A Poll and Thread About Basements

In North Central Georgia it’s a mixed bag. Older construction is probably 50/50 basement vs. crawl space. Newer construction is mostly slab, but basements are not rare even in new homes.

As stated earlier, most of Texas, you either get rock or shifting clay, do no basements. It’s more likely to create a living space in the attic.

My best friend’s father turned the garage into a family room. Just left the cars outside.

I live in Nashville, Tennessee. Most houses around here have basements. My house has a “walkout basement”; half of it is finished and used as a den / TV room with bedroom. (But I just use that bedroom as a storage room.) The other half is a garage.

Ohio, and yes we have a basement (unfinished, but used for indoor plant growing, washer and dryer, storage and as habitat for the demons).

Cayman Islands beachfront. No basement. House is on pillars and waves can wash under the house in a hurricane. Easy access under the house - no crawling required - to reach the cisterns.

North Central Alberta and most homes have basements. The exceptions are those built near lakefront due to the water table and mobile homes for obvious reasons.

I installed a natural gas hydronic/boiler system which makes a massive difference to how comfortable it is. It’s not finished yet but will be soonish.

I am in the same area as you and agree - no basements in NorCal. There are a few homes with crawlspaces, tho. Most everything around me are slab foundations.

Basements? Negatory.

I wonder if this is compensated-for with larger garages, or additional living/storage space in the house itself.

Western Washington and yes. The majority of them are “daylight basements” that are finished and feel like any other downstairs room. With my house, for specifics, the basement floor is only three feet below ground level. If you weren’t watching closely, you might not realize it was a basement at all. I’ve seen a few people do a double take when looking out the window and realizing the dirt is only about a foot below the window.

When I lived in CA, mostly no. The one exception was a building dating back to the 1860’s that had a sort of root cellar with an exterior entrance.

Massachusetts - yes, they are very common.

Louisiana - No for the whole state although some grand old houses have an elevated first floor with a pseudo-basement or crawl-space under it. There may be a few in older houses in extreme northern Louisiana that have some sort of true below-ground level basement but I have never seen a real one there. You can’t even bury people underground in much of the southern part of the state because the water table is so high.

Both the house I grew up in and the house I lived in as an adult in Northwest Indiana had basements. My parents’ home had a split basement - the front half was finished and furnished with an extra bedroom, bathroom and family room. The back side was what was called a Michigan basement with mud slab floor and exposed dirt walls and was used as a root cellar and storage for home canned goods.

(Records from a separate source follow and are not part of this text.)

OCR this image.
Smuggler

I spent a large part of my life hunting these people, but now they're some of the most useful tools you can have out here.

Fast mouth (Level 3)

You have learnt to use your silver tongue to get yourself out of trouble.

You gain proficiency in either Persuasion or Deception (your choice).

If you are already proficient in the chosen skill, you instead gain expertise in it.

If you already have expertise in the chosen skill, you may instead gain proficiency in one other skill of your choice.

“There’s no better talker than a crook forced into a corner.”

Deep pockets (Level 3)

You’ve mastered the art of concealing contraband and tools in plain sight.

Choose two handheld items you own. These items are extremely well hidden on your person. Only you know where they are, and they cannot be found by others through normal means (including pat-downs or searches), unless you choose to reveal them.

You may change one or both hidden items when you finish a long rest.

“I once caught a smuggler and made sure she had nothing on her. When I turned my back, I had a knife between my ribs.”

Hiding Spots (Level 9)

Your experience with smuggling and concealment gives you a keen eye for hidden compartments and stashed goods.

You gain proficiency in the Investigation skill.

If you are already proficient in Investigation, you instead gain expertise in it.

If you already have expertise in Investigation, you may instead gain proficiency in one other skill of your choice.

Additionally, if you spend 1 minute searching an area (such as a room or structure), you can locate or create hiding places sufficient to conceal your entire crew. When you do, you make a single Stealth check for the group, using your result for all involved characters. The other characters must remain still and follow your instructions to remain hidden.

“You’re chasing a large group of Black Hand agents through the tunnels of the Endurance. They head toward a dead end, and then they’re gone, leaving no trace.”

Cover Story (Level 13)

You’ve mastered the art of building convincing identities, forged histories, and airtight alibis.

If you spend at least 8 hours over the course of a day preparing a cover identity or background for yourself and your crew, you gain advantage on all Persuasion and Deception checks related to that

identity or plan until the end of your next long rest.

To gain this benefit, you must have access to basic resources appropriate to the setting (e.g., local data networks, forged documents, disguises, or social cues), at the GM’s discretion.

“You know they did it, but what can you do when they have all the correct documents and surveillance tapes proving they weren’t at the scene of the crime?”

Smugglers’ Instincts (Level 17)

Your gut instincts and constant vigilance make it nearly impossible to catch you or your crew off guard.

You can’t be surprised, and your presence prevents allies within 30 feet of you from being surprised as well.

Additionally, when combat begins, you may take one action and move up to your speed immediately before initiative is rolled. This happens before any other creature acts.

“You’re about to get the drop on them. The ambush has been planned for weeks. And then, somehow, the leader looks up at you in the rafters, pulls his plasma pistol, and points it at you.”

My married home had a very large basement with several ‘rooms’, one of which was a retired coal room that still had the chute that opened to the outside, although we put a lock on it to prevent accidents or unwanted incursions. Another room was a workshop, and another was a laundry room. All floors and walls were cement.

Here in Colorado, I have a full basement that is one open area. Half is occupied by laundry facilities and the other half is my office. When I moved in the walls were just dry wall, but I’ve since had them plastered and sealed. Floor is concrete.

North Idaho. Basements are common here.

From what I’ve been told it’s because the ground is so marbled. Not only does it make it tough on basements it can also create problems for regular foundations.

I live in Ohio and the Western part if it is mostly moraine. You can dig down into a very consistent layer. Basements are very common.

I’d love a basement, a place to keep things nice and cool all year round, but this is the Granite City.

MN - yes, always. You’ve had a couple of MN respodees already. The reason for it up around here is frost heave. Every winter the ground freezes down to 3 feet below grade. Any foundations/footings set above the freeze line will crack and heave through the freeze/thaw cycle. Building codes up here require foundations to be set at least X feet below grade (usually 4 or 6 feet, depending on local rules). And if the foundation has to be that low, might as well make use of that space.

New England, New York, New Jersey – yes for basements

I’m in the suburbs and my house is on a slab. But, yeah, it’s sort of a cheapie house (one bath ranch; bought when it was just my son and me, now it’s four people and wife really wants to move).

My house is definitely an oddity for the region. All the other houses I’ve lived in or are familiar with have basements.

Currently in NC where about 1 in 4 houses has a basement. Not unheard of or even rare, but not the norm. Mostly the ones that do have them are walk out basements for houses built on slopes.

Another NE Ohioan, and yes.

As for beach houses, I have an uncle in the LA area who does live right on the beach (as in, if you step out his back door, you’re on the boardwalk). Worse, his entire neighborhood is basically a sandbar peninsula, with more water on the other side, only a few blocks away. And despite this, he somehow manages to have a basement. I can’t imagine how much that costs him to keep dry.

Southern Ontario here. Basements are standard. Some commercial building are built on a slab, bue even then, I think they put a foundation wall around the outside down to frost line, and insulate that, so that the ground under the slab never cools to freezing.